A few years ago we spoke with you about your diagnosis and treatment; looking back now, what has changed?
"I had short hair so it was probably ’13, but the story, luckily, hasn’t changed that much. The emotion around cancer has changed for me. I consciously went back to work after I was sick, after all of the treatment. Numerous people have told me you have to go back, your whole story right now is this cancer thing. You need to go back and get your feet under you again, realize that there is a whole lot more happening in your life. And I did that for a couple of years, but I did think, and this is probably cancer related, that I wanted to stay home with the kids, and if I got sick again that I didn’t want it to be when I was color coding a spreadsheet, I wanted to be home."
"Leaving work was a big deal. The emotion surrounding it, the fear around cancer coming back, luckily all of that fades. I was told it would fade. And it really does. If I think about it and I get worried or I feel something or if I have a weird something going on, I see Dr. Moy quickly, or see Dr. Specht. So there is still some anxiety around the cancer coming back but that definitely has faded, I don’t think about it too much. And I do like how quickly I can see the doctors. I felt a weird lump that ended up being one of my stitches with some fatty deposit around it, but I think I saw Dr. Specht in a day, maybe. I like the TLC, or maybe it was just the schedule opening, you know it was just like a fluke schedule opening, but it just felt as if I am still getting a lot of attention which I think is important for a lot of patients."
Is there anything else that you would like to say?

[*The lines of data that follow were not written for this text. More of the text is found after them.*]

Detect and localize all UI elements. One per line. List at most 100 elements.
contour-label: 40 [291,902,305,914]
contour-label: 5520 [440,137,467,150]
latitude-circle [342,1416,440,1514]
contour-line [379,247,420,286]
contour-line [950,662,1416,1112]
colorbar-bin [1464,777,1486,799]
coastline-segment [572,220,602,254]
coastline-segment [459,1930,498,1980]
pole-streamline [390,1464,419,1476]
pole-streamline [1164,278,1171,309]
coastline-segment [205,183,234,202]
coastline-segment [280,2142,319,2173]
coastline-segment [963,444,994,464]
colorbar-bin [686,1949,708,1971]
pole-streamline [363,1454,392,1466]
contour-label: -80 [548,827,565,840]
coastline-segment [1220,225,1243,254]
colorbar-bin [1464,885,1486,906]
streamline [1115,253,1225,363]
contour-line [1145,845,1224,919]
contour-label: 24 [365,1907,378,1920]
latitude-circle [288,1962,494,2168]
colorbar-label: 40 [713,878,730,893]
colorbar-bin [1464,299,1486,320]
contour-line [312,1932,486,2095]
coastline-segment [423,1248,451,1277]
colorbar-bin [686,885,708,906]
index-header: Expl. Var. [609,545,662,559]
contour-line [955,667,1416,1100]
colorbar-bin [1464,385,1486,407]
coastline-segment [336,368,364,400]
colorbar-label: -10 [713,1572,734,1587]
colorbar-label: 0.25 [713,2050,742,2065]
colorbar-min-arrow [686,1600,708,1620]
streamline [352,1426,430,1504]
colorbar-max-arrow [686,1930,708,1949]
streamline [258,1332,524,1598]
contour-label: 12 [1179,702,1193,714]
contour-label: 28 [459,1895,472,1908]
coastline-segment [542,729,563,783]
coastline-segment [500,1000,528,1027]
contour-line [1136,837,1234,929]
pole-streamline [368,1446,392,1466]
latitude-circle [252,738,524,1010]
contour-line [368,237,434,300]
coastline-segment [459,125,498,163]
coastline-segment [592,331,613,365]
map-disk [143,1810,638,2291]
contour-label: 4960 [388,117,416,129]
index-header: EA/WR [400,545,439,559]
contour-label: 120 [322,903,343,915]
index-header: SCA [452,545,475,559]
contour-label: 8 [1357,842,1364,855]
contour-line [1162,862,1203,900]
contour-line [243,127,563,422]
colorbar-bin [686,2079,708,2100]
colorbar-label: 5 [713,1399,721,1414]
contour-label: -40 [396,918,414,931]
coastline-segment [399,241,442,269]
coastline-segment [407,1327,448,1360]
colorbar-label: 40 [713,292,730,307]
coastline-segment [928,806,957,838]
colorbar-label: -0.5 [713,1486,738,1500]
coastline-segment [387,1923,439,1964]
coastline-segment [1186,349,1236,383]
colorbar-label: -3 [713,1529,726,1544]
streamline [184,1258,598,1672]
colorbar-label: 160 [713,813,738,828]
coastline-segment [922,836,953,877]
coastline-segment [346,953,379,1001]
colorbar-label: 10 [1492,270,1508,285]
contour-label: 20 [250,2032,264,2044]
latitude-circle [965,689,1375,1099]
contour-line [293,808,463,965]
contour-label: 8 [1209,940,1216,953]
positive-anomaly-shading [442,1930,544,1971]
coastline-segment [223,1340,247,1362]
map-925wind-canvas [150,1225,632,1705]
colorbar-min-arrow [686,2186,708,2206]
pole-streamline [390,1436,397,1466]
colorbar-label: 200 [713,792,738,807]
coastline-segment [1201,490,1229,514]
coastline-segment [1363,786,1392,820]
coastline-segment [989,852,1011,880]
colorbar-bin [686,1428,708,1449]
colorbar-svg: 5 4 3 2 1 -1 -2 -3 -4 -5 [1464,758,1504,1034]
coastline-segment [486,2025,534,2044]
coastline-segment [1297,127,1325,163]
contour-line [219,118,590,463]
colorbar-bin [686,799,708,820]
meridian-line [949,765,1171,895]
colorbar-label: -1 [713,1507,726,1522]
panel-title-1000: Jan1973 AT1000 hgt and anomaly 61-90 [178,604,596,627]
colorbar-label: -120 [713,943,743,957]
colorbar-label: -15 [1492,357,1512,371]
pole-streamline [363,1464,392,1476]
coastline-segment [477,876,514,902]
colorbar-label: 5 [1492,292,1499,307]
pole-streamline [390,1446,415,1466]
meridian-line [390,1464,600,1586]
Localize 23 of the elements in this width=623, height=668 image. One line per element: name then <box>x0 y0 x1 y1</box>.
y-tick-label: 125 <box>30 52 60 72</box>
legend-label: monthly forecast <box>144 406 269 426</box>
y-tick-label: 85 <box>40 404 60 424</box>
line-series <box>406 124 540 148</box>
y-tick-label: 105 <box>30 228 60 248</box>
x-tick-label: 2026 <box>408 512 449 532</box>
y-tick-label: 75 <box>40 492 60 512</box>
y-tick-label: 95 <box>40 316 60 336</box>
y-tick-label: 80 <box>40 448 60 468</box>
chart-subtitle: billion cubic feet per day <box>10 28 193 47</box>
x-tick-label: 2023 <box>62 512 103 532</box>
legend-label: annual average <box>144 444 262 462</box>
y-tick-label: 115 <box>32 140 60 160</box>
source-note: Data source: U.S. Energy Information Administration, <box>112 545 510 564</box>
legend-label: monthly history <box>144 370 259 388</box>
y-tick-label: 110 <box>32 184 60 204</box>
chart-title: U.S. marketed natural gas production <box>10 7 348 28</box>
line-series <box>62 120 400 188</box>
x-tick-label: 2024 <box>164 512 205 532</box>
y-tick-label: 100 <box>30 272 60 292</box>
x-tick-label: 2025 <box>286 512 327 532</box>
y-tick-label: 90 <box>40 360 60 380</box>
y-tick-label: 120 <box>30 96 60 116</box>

"I felt very supported by my doctors here. At the end of my treatment we were in the room, in the basement of Lunder, and I said, 'What am I supposed to do now? I come here every day to Lunder, every day for months and you just see me out? That’s it?' And a very good doctor would have said to me, 'You know what, this is a very big deal and you have been doing this a long time and there is a great social worker who you should talk to. And it would be good as part of the transition anyway. You know, this is a trauma that you will be working through for a long time.' Instead, he sat down, he had his, you know he had his jacket on. And he sat down in a way that’s totally open to me and he said, 'Lets talk about it. You have choices here. You could go home and be so worried about it, you could just stay up all night, the cancer could come back! You’re right. Or, you could know that you did everything that you possibly could, you had the surgery, you had the chemo, you had the radiation, and go home and give your kids a bath. Go home and watch a movie. You make the choice here. You did everything you could, it’s really in the hands of the universe that it could come back, or not. So, you decide.'"
"And it was a little bit, a teeny bit of tough love, but also totally true. You can go home and be up all night worried about this. And envision what it will be like when the cancer comes back and you go through this again, or, don’t do that. So, it does come up. Not even in terms of the cancer coming back, but very often I think 'I did everything I could, this is in the hands of the universe now.' And it is this comforting, reassuring thing that came from this one moment of a doctor being the very best. And at MGH I have found that - treating me as a person, who has real concerns and real worries and real anxiety over whether or not that scan result is clean. The prime time treatment is something that I have found really incredible here, and I don’t think that every hospital delivers that."
Anne BunnVery often I think, I did everything I could, this is in the hands of the universe now.
This interview was conducted in December of 2017 and has been edited for clarity.